Don’t misunderstand: Crowdfunding platforms and other payment service providers, including those dealing with cryptocurrencies, should be permanently required to submit suspicious transaction reports to the Financial Transactions and Reports Analysis Centre of Canada. Their exclusion from the federal regime has long hindered Canada’s ability to successfully combat financial crime.

But our anti-money-laundering and anti-terrorist financing laws are intended to thwart criminals who pose existential threats to Canada. As I’ve argued in a previous column, they were never meant to be used against clownish civilians.

“When we enact anti-money-laundering and anti-terrorism legislation, we expect that to be focused on transnational organized crime, terrorist groups and national security threats – not a bunch of truckers barbecuing, sitting in hot tubs and with their kids playing in bouncy castles,” said Kim Manchester, founder of ManchesterCF, an online financial intelligence training company based in Toronto.

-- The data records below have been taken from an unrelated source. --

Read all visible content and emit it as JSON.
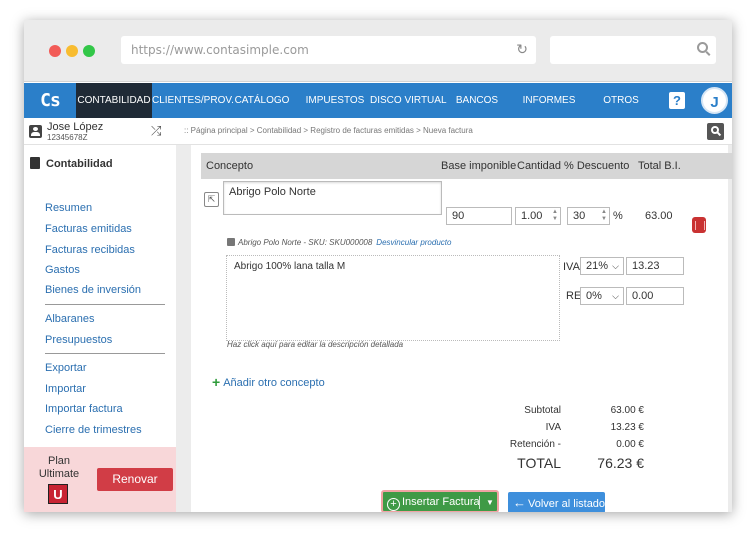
{
  "browser": {
    "url": "https://www.contasimple.com"
  },
  "nav": {
    "logo": "Cs",
    "items": [
      "CONTABILIDAD",
      "CLIENTES/PROV.",
      "CATÁLOGO",
      "IMPUESTOS",
      "DISCO VIRTUAL",
      "BANCOS",
      "INFORMES",
      "OTROS"
    ],
    "help_label": "?",
    "avatar_initial": "J"
  },
  "user": {
    "name": "Jose López",
    "id": "12345678Z"
  },
  "breadcrumb": ":: Página principal > Contabilidad > Registro de facturas emitidas > Nueva factura",
  "sidebar": {
    "heading": "Contabilidad",
    "group1": [
      "Resumen",
      "Facturas emitidas",
      "Facturas recibidas",
      "Gastos",
      "Bienes de inversión"
    ],
    "group2": [
      "Albaranes",
      "Presupuestos"
    ],
    "group3": [
      "Exportar",
      "Importar",
      "Importar factura",
      "Cierre de trimestres"
    ]
  },
  "plan": {
    "label_top": "Plan",
    "label_name": "Ultimate",
    "badge": "U",
    "renew_label": "Renovar"
  },
  "table": {
    "headers": [
      "Concepto",
      "Base imponible",
      "Cantidad",
      "% Descuento",
      "Total B.I."
    ],
    "row": {
      "concept": "Abrigo Polo Norte",
      "base": "90",
      "quantity": "1.00",
      "discount": "30",
      "discount_suffix": "%",
      "total": "63.00",
      "sku_text": "Abrigo Polo Norte - SKU: SKU000008",
      "unlink_label": "Desvincular producto",
      "description": "Abrigo 100% lana talla M",
      "description_hint": "Haz click aquí para editar la descripción detallada",
      "iva_label": "IVA",
      "iva_rate": "21%",
      "iva_amount": "13.23",
      "re_label": "RE",
      "re_rate": "0%",
      "re_amount": "0.00"
    }
  },
  "add_concept_label": "Añadir otro concepto",
  "summary": {
    "subtotal_label": "Subtotal",
    "subtotal_value": "63.00 €",
    "iva_label": "IVA",
    "iva_value": "13.23 €",
    "retention_label": "Retención -",
    "retention_value": "0.00 €",
    "total_label": "TOTAL",
    "total_value": "76.23 €"
  },
  "actions": {
    "insert_label": "Insertar Factura",
    "back_label": "Volver al listado"
  },
  "colors": {
    "nav": "#2b7fc9",
    "nav_active": "#1f2a36",
    "insert": "#3f9a46",
    "back": "#3e8fdc",
    "renew": "#d13d46"
  }
}
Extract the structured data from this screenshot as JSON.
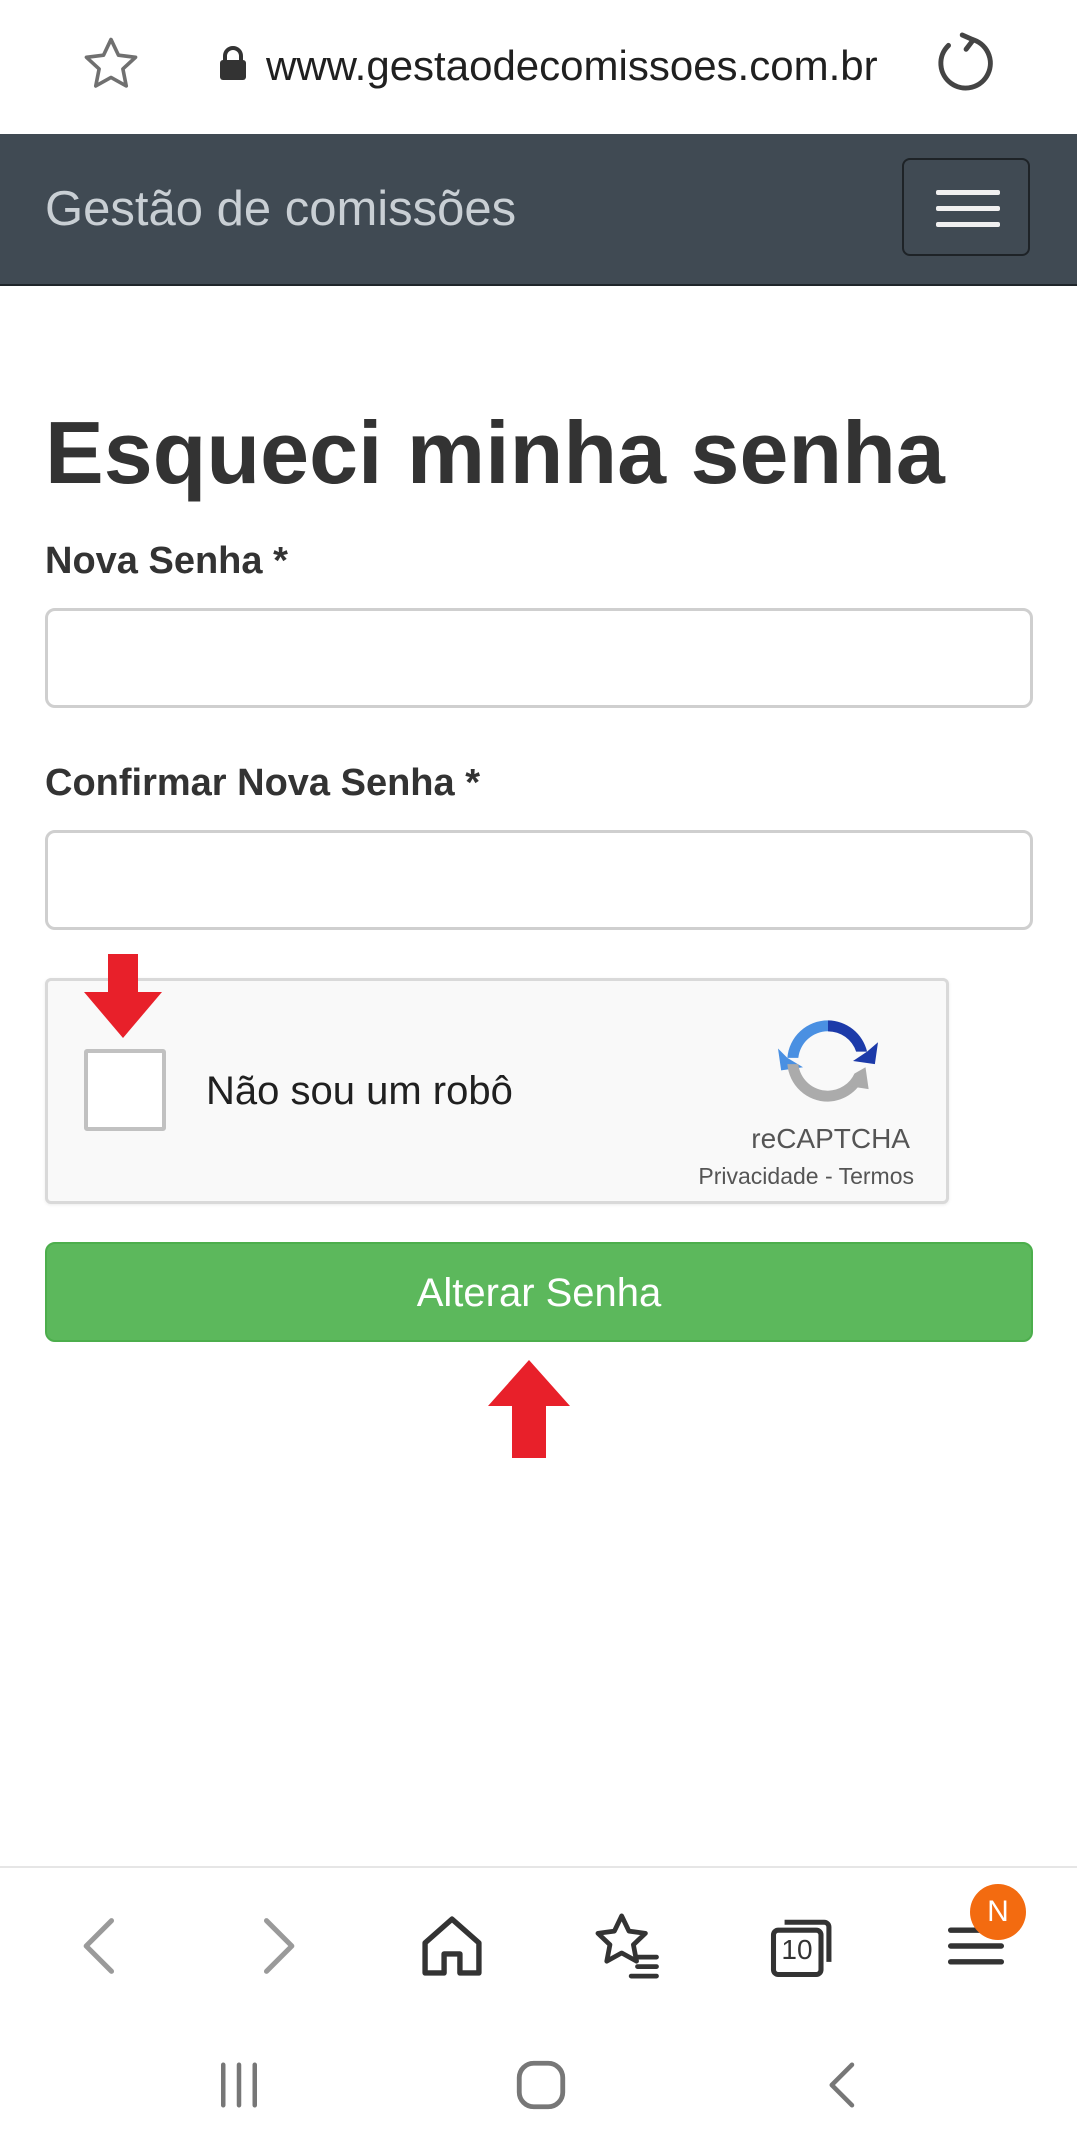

“If we take that apparatus and swing those guns toward Canadians who have not been convicted of a criminal offence and who have not been designated as terrorists, we’re entering very dangerous ground. That is the hallmark of an authoritarian regime and not a democracy,” Mr. Manchester added.

Indeed, as of last week, not a single person arrested in relation to the blockades has been charged with money laundering, terrorist financing or any other financial crime, the Ontario Provincial Police confirmed in e-mail to The Globe and Mail. Sure, their investigation is continuing, but it seems highly unlikely that any such charges will ever be laid.

Thus far, people arrested have been charged with mischief or other lesser offences. So, what exactly is the government’s justification for temporarily changing our anti-money-laundering and anti-terrorist financing rules to target citizens expressing political dissent?

Equally important are the long-term ramifications for those individuals. How long will their names, which appeared on RCMP disclosures, remain on the banks’ internal lists? And will that information make its way into third-party risk and compliance databases run by private-sector companies?

It’s entirely possible those individuals could be flagged as high-risk customers even if they are never charged with financial crimes. That means they could run into difficulties obtaining personal or business financing for years, or possibly decades, to come. Is that fair?

“It’s a question of proportionality, and this was way off the charts. Some of these people may end up paying a financial price for a very long time,” Mr. Manchester said.

All this, of course, only amplifies Canada’s reputation for being naive about real financial criminals.

What message does it send our allies, especially other members of the Five Eyes intelligence-sharing alliance, if Ottawa treats protesting truckers as a more serious threat than kleptocrats, money launderers and convicted terrorists?

There are lessons to be learned from this godawful experience and guard rails must be put in place to prevent this type of government overreach in the future.

For starters, a strict protocol must be established to prevent a repeat of the chaos that engulfed banks and other financial-services companies after the government ordered them to freeze accounts and hand over customer information to law enforcement.

Ottawa was slow to provide those businesses with even basic information about the federal order, including its effective date, the threshold for freezing accounts, which types of accounts and the scope of affected customers.

Bank customers, meanwhile, deserve an appeals process if these extraordinary measures are ever enacted again. The Financial Consumer Agency of Canada is responsible for protecting the rights of customers and should play a role in developing this mechanism.

The Office of the Privacy Commissioner of Canada also needs to step up and ensure that any bank customer information that was shared with law enforcement is properly safeguarded and eventually destroyed. Moreover, it should improve oversight of third-party risk and compliance databases.